И уже через неделю он даже звал Вяземского — словно к себе — провести предстоящее лето в Крыму, «куда собирается пропасть дельного народа, женщин и мужчин».
О, скоро вас увижу вновь,
Брега веселые Салгира!
Но в эти же зимние дни Пушкина глубоко взволновала и еще одна новость, уже совершенно другого рода. Он узнал от одного из чиновников, что в Одессе задержан был младший, любимый брат Владимира Федосеевича Раевского, пробиравшийся в Тирасполь, чтобы как–нибудь повидаться там с узником. У молодого человека документы оказались не в порядке, и его арестовали. Вся эта история Пушкину тяжело легла на душу: это было жестоко, бесчеловечно; это была отвратительная изнанка всего этого блеска мундиров, увешанных орденами…
И снова несколько дней Пушкин ходил с мыслями о далеком друге своем, томящемся в заточении. И это не было мыслями только о нем. А те мысли, идеи, за которые он пострадал? Это великое дело, за которое отдавал свою жизнь? Ах, сколько раз он отводил себе душу в беседе — воображаемой — с тираспольским узником, но это были беседы лишь с самим собою.
И вот как раз в эту пору из Бессарабии вернулся Липранди. Он из поездок своих всегда привозил интересные новости. На сей раз он рассказал про одного старика, которого видел в Бендерах. Старик этот будто бы помнил Мазепу и Карла Двенадцатого. Слухи ходили, что в Варнице, на берегу Днестра, совсем недалеко от Бендер, была могила Мазепы.
— А как зовут того старика?
— Представьте, его фамилия — Искра.
Пушкин в Киеве был на могиле полтавского полковника Ивана Ивановича Искры, которого обезглавили вместе с Кочубеем в местечке Борщаговке, близ Белой Церкви, имения Воронцова. От Александра Раевского, прожившего там почти весь прошлый год, Пушкин слышал кое–что из местных преданий, сохранившихся о Василии Кочубее и его дочери, об Искре и о Мазепе. История Украины всегда живо его интересовала. И вдруг: «Представьте, его фамилия — Искра!»

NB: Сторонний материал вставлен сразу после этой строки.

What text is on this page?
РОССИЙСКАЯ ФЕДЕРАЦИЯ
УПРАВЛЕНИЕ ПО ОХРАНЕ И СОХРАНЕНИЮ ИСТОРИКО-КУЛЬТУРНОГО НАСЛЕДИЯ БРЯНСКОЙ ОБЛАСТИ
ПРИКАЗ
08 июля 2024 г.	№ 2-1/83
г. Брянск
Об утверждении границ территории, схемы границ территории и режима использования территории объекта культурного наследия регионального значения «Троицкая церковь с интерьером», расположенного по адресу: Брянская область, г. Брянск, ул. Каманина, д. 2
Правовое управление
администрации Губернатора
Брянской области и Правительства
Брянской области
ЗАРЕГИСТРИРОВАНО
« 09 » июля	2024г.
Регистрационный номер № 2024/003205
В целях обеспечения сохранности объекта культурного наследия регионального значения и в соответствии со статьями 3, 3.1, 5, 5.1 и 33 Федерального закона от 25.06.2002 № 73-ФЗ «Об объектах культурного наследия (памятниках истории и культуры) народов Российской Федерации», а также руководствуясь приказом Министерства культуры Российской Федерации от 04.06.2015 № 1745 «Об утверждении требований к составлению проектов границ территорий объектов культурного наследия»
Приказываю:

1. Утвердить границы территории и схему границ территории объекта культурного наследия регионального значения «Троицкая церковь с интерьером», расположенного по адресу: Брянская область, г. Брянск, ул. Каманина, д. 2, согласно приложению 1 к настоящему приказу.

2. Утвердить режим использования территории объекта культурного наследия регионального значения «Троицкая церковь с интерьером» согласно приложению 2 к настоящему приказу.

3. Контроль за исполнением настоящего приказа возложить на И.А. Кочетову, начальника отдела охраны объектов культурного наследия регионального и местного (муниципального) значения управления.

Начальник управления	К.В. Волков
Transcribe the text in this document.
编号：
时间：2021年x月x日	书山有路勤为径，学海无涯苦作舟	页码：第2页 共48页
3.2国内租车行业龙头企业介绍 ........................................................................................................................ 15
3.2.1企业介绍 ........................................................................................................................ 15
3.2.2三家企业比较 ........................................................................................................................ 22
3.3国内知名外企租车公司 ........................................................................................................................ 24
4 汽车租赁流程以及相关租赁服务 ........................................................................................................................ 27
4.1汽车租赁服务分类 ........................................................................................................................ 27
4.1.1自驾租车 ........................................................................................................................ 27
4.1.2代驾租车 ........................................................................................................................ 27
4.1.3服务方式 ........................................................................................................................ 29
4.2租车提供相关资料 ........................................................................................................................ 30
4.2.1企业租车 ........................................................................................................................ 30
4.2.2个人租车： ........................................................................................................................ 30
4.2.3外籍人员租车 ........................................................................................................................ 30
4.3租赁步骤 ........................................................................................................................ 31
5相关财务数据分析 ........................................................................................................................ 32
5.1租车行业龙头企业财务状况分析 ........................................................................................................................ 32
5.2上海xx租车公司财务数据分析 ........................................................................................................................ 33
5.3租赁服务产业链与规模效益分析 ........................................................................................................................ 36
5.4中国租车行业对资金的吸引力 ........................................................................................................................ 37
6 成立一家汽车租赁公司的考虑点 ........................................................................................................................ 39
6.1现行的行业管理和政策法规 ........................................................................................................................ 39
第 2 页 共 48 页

— Да сколько же лет тому старику?
— А я считал, по моему расчету выходит ему около ста тридцати пяти лет.
— А на вид?
— Представьте, на вид всего лет шестьдесят. Бодрый, здоровый.
— Иван Петрович, возьмите меня с собою в Бендеры! Так Пушкина поманила возможность вновь побывать в Бессарабии.
Липранди этой своей статридцатипятилетнею редкостью, лицезревшею знаменитого короля–воина, заинтересовал и Воронцова. Граф приказал ему, чтобы бендерский полицеймейстер Бароцци вызвал к определенному сроку Искру в Бендеры, он сам пожелал его видеть. Все это было исполнено, и через две недели, вернувшись снова в Одессу, Липранди доложил о том Воронцову. Граф прособирался два дня, но дела его не пустили, и он разрешил Пушкину эту поездку.
Воронцов охотно разрешил бы беспокойному своему подопечному поездку куда–нибудь и подальше, а самое лучшее, если бы и совсем убрали его из Одессы… К обычному недовольству графа присоединялись теперь и новые раздраженные чувства. Не то, чтобы Елизавету Ксаверьевну серьезно уже он ревновал, но он считал глубоко неприличным и для себя оскорбительным, чтобы самое имя Пушкина могли поминать рядом с именем графини. А между тем его поминали и, больше того, намеками, полусловами и недомолвками давали понять о зарождавшейся этой близости и самому всесильному графу.